Il a également indiqué, s'agissant de la renégociation de l'accord de défense entre la France et Djibouti, que les autorités djiboutiennes auraient souhaité une plus grande implication de la France lors de leur conflit frontalier avec l'Erythrée en 2008, même si elles avaient été très sensibles à l'appui logistique offert par notre pays, et, en particulier, à celui offert par l'hôpital militaire français à Djibouti, qui avait accueilli les blessés des deux parties au conflit.
Enfin, M. Michel Boutant a souligné l'importance de Djibouti en matière d'appui logistique à l'opération « Atalanta » de l'Union européenne de lutte contre la piraterie maritime au large des côtes somaliennes.
M. Jacques Gautier a précisé qu'il avait assisté à l'inauguration, par le Président de la République, de la nouvelle base militaire française d'Abou Dhabi, aux Emirats Arabes Unis, et que le Président de la République avait souligné à cette occasion la complémentarité qui existait entre cette nouvelle base et la présence militaire française à Djibouti. Il a rappelé que la nouvelle base militaire française d'Abou Dhabi comprenait trois implantations, une base navale, une base aérienne et un centre d'entraînement de l'armée de terre, et qu'elle devrait compter un effectif total de 500 militaires, soit beaucoup moins que la base militaire française de Djibouti. Enfin, il a fait valoir que les deux dispositifs répondaient à des enjeux stratégiques différents, l'implantation militaire française aux Emirats Arabes Unis ayant vocation à renforcer la présence militaire française dans le Golfe persique, alors que la base militaire française de Djibouti représentait le principal point d'appui de l'armée française en Afrique orientale avec une ouverture vers le Golfe d'Aden et la Mer rouge.
M. Jacques Berthou a souhaité obtenir des précisions au sujet de la présence économique française à Djibouti, en particulier dans les secteurs de la construction, de l'assainissement des eaux, de l'énergie et des infrastructures.
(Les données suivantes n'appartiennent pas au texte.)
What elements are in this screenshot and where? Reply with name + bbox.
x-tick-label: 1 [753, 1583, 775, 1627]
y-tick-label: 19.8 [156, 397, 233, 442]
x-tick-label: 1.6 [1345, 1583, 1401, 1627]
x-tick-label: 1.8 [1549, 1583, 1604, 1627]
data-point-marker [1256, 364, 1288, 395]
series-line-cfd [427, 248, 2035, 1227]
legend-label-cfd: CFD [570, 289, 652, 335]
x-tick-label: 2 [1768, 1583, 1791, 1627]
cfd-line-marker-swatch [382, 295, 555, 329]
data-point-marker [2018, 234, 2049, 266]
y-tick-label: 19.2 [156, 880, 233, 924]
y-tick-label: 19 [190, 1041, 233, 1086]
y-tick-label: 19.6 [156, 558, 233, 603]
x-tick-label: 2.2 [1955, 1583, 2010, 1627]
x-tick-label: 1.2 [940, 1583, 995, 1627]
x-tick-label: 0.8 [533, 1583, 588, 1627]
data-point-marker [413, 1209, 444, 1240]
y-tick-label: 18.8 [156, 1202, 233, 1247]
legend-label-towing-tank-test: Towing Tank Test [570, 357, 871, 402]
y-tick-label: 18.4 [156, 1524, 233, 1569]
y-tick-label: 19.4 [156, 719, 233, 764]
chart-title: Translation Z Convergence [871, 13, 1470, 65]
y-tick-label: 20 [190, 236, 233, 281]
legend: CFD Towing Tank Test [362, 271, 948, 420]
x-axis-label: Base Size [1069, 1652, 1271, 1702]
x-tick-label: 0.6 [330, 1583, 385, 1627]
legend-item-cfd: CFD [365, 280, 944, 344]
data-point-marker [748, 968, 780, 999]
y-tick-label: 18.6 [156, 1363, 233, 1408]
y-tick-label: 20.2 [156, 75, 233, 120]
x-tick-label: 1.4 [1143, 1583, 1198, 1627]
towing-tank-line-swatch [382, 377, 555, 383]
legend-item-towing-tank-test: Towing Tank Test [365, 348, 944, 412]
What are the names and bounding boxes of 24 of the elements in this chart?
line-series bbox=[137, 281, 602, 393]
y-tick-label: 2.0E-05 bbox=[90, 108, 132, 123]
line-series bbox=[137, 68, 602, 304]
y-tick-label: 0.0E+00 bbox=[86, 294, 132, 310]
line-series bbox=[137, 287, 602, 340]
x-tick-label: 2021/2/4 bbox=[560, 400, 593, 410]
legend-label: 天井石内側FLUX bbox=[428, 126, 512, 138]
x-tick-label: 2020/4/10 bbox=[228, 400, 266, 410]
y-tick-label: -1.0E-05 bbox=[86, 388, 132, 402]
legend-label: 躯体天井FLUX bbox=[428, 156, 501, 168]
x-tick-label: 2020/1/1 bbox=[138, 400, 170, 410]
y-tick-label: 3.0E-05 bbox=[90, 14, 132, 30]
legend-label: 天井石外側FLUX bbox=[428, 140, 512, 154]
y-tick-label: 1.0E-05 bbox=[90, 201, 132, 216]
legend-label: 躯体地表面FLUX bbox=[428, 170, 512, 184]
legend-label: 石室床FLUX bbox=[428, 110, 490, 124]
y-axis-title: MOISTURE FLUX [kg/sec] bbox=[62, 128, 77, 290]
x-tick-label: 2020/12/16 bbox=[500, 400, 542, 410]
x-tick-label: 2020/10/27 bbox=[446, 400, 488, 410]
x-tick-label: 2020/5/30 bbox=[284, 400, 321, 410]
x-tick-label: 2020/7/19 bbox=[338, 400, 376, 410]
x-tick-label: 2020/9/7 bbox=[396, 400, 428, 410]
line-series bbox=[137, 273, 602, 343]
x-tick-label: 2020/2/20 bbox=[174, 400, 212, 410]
En réponse, M. Robert del Picchia, rapporteur, a apporté les précisions suivantes :
- la présence économique française à Djibouti reste importante, notamment dans les secteurs des services et de la distribution, même si la France a perdu en 2007 sa position de premier fournisseur au profit de la Chine et si elle doit faire face à la concurrence des pays du Golfe, qui ont investi massivement dans des grands projets ;
- l'hôpital militaire français Bouffard de Djibouti accueille également la population locale et constitue un centre hospitalier d'excellence dans la région ;
- Djibouti constitue un terrain privilégié d'entraînement pour nos forces armées, avec notamment le centre d'aguerrissement au désert de la Légion étrangère, qui offre des conditions proches de celles que l'on trouve en Afghanistan ;
- les forces françaises stationnées à Djibouti couvrent une large zone allant du Soudan à la Somalie ; ce stationnement permanent garantit une capacité de réaction rapide pour les actions humanitaires, les évacuations de ressortissants ou les opérations extérieures.
M. Josselin de Rohan, président, a rappelé l'importance stratégique de Djibouti dans la Corne de l'Afrique, à proximité immédiate de pays instables comme la Somalie ou le Soudan. Il a également souligné la complémentarité existant entre la nouvelle implantation militaire française à Abou Dhabi, aux Emirats Arabes Unis, et la base militaire française de Djibouti, en indiquant que ces deux dispositifs répondaient à des besoins différents.
A l'issue de ce débat, la commission a adopté ce projet de loi et recommandé son examen en forme simplifiée en séance plénière.